Built in 1910 in Victoria Park, Freemans Bay, Auckland, to the design of architect Charles le Neve Arnold, the Campbell Free Kindergarten was named after its benefactor Sir John Logan Campbell. As one of the first free kindergartens and possibly the very first to occupy a purpose-built building, it is a rare surviving example of its kind. It is a building of national regional and local significance.

In 2000 Salmond Reed Architects was engaged to prepare a heritage assessment and in 2008, a conservation plan.

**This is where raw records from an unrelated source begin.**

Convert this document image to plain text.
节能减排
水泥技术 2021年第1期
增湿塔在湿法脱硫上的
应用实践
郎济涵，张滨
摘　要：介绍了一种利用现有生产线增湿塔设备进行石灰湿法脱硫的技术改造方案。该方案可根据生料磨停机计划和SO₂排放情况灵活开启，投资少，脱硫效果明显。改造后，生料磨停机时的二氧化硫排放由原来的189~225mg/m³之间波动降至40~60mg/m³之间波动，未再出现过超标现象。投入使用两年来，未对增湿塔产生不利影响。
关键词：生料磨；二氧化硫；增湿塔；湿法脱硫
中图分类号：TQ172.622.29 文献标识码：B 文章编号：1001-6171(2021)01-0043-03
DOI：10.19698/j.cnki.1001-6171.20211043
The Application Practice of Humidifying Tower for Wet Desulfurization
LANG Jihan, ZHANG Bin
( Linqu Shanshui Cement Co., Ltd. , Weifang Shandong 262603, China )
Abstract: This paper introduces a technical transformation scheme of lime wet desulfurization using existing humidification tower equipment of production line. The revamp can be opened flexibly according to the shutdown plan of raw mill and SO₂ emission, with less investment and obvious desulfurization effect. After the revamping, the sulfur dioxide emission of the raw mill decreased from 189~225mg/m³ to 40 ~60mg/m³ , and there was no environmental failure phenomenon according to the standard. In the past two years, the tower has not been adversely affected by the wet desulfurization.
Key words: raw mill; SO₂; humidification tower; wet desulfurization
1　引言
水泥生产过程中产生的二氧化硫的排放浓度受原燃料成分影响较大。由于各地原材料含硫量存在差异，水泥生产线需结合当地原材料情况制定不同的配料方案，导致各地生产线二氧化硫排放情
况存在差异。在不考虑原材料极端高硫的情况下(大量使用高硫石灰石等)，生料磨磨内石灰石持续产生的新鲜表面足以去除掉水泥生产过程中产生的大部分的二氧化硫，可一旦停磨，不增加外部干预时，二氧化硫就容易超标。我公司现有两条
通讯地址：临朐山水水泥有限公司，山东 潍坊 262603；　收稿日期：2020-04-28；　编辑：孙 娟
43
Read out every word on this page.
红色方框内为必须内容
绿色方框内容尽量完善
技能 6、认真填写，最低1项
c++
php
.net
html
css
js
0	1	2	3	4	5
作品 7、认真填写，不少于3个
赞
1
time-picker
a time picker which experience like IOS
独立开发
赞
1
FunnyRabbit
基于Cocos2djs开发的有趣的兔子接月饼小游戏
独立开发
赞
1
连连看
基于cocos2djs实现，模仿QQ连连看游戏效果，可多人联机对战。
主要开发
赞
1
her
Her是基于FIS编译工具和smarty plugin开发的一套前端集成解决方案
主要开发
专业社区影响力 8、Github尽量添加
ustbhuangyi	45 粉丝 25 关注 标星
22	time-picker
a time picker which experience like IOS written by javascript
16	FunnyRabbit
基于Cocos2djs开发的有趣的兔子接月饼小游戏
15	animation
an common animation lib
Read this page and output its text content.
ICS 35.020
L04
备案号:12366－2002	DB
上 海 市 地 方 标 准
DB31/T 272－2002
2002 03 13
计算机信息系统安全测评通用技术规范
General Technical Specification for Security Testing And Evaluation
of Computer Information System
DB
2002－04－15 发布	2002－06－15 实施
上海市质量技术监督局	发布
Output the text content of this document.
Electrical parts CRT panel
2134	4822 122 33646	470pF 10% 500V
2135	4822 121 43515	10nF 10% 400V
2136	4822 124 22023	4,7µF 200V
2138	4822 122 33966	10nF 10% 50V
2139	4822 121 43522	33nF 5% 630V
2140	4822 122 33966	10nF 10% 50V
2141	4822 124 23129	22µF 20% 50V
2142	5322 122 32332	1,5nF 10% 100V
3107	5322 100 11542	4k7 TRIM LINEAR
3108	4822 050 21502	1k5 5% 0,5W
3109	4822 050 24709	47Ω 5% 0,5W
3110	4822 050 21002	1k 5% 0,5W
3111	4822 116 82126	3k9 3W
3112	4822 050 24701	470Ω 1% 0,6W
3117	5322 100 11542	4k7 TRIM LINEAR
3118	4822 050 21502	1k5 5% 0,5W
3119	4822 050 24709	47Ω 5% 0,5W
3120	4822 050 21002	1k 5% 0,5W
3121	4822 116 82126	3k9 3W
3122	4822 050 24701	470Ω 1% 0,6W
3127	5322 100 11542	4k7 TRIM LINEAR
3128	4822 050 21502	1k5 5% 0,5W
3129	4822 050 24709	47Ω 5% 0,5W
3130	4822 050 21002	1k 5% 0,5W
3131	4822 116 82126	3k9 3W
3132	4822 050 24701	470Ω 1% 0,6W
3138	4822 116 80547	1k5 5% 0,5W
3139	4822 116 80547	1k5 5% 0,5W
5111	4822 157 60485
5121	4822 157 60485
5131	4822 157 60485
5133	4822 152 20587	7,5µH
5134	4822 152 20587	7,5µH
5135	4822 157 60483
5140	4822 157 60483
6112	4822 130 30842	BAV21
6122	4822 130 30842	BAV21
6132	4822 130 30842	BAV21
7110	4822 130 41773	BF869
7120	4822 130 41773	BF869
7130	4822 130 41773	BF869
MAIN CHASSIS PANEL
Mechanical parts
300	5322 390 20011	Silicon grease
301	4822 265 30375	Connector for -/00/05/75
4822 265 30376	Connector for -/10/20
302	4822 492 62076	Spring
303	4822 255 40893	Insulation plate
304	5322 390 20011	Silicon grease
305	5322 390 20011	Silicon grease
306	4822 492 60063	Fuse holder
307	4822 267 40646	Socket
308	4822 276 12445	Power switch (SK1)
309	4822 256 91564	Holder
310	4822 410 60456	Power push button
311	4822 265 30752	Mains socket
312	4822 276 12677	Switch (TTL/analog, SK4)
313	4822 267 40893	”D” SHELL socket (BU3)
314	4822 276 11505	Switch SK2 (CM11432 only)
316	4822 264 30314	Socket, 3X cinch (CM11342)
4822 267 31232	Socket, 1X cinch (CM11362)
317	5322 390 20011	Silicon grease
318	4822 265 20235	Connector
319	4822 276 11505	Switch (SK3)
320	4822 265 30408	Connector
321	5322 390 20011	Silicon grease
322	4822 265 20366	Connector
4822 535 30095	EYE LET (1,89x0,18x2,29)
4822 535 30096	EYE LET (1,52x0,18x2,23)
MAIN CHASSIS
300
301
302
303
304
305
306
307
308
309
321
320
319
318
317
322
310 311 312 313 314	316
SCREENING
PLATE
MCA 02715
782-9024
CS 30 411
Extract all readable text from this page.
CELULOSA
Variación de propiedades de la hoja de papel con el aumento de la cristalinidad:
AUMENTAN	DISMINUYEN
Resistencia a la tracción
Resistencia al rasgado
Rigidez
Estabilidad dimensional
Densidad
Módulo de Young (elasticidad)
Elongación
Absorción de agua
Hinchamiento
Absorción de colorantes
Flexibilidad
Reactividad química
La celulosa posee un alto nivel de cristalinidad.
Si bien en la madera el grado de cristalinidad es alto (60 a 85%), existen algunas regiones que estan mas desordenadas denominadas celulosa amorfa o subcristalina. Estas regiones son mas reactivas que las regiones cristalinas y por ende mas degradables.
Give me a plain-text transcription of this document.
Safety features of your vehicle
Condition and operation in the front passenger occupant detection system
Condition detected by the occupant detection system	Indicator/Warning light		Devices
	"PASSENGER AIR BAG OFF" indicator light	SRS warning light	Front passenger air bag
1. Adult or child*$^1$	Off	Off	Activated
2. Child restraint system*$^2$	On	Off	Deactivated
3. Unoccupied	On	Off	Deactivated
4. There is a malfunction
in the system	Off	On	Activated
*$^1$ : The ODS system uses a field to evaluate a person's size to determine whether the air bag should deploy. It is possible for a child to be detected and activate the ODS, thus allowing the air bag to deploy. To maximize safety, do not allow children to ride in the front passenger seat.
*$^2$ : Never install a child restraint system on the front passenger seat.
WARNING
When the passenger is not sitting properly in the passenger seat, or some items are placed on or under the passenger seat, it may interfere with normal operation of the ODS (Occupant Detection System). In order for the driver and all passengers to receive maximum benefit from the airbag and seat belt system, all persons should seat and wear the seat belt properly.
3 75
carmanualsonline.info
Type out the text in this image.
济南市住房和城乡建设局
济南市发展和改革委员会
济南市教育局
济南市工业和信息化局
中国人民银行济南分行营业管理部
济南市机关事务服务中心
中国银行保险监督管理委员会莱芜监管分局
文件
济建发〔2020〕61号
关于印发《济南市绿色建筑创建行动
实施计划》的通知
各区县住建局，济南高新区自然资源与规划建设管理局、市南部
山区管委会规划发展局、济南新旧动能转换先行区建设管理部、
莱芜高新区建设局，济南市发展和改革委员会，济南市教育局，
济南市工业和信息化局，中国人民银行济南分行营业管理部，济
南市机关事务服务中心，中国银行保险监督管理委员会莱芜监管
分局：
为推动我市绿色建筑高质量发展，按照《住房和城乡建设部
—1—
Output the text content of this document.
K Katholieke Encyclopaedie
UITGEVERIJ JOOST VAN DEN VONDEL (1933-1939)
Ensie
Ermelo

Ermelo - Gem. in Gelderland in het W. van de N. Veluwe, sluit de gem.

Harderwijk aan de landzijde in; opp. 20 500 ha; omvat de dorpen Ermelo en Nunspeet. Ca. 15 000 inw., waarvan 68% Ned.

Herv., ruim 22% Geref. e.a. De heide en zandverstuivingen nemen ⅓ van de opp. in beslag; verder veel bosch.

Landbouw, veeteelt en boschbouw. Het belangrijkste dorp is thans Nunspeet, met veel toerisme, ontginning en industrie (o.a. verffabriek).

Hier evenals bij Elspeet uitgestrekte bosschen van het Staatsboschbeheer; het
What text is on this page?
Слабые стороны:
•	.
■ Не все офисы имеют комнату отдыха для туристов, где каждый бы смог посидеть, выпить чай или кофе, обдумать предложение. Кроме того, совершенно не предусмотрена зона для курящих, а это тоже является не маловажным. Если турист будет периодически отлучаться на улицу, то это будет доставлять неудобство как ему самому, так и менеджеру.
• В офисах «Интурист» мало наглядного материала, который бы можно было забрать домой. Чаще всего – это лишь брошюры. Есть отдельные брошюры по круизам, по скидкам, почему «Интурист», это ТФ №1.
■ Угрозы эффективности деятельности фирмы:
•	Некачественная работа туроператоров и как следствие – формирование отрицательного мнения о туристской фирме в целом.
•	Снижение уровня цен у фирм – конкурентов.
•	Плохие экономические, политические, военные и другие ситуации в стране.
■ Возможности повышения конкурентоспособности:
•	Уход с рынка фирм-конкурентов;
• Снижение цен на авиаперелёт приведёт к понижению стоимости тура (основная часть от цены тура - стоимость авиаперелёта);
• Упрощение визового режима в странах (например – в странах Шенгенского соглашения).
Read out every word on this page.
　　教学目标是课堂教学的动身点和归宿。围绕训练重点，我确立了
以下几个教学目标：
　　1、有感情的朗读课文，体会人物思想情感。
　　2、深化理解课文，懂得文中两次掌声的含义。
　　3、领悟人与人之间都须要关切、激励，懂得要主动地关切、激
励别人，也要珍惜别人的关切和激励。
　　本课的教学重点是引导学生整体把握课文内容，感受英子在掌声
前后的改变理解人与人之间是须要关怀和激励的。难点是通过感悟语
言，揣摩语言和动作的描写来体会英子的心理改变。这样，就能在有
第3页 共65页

At that stage the building was in poor condition, much of its internal fabric having been destroyed by fire, water ingress and vandalism.

A proposal to use part of the building for electrical services for the Victoria Park Tunnel and the ground floor rooms for community purposes was advanced in 2010 by the Victoria Park Alliance and Salmond Reed was engaged as conservation architects for the project, to oversee implementation of conservation plan policies and ensure that the adaptive reuse of the building involved the minimum loss of cultural values and heritage fabric.

The building has required seismic strengthening, reconstruction of lost walls and windows, ceilings and floors and the principal ground floor spaces are being returned to their former state to look much as they would have in 1910. This has been achieved through a detailed reference to old photographs, the reinstatement of lath and plaster walls and the analysis of paint samples to accurately determine original colour schemes.

The completed building is scheduled to open in May 2011.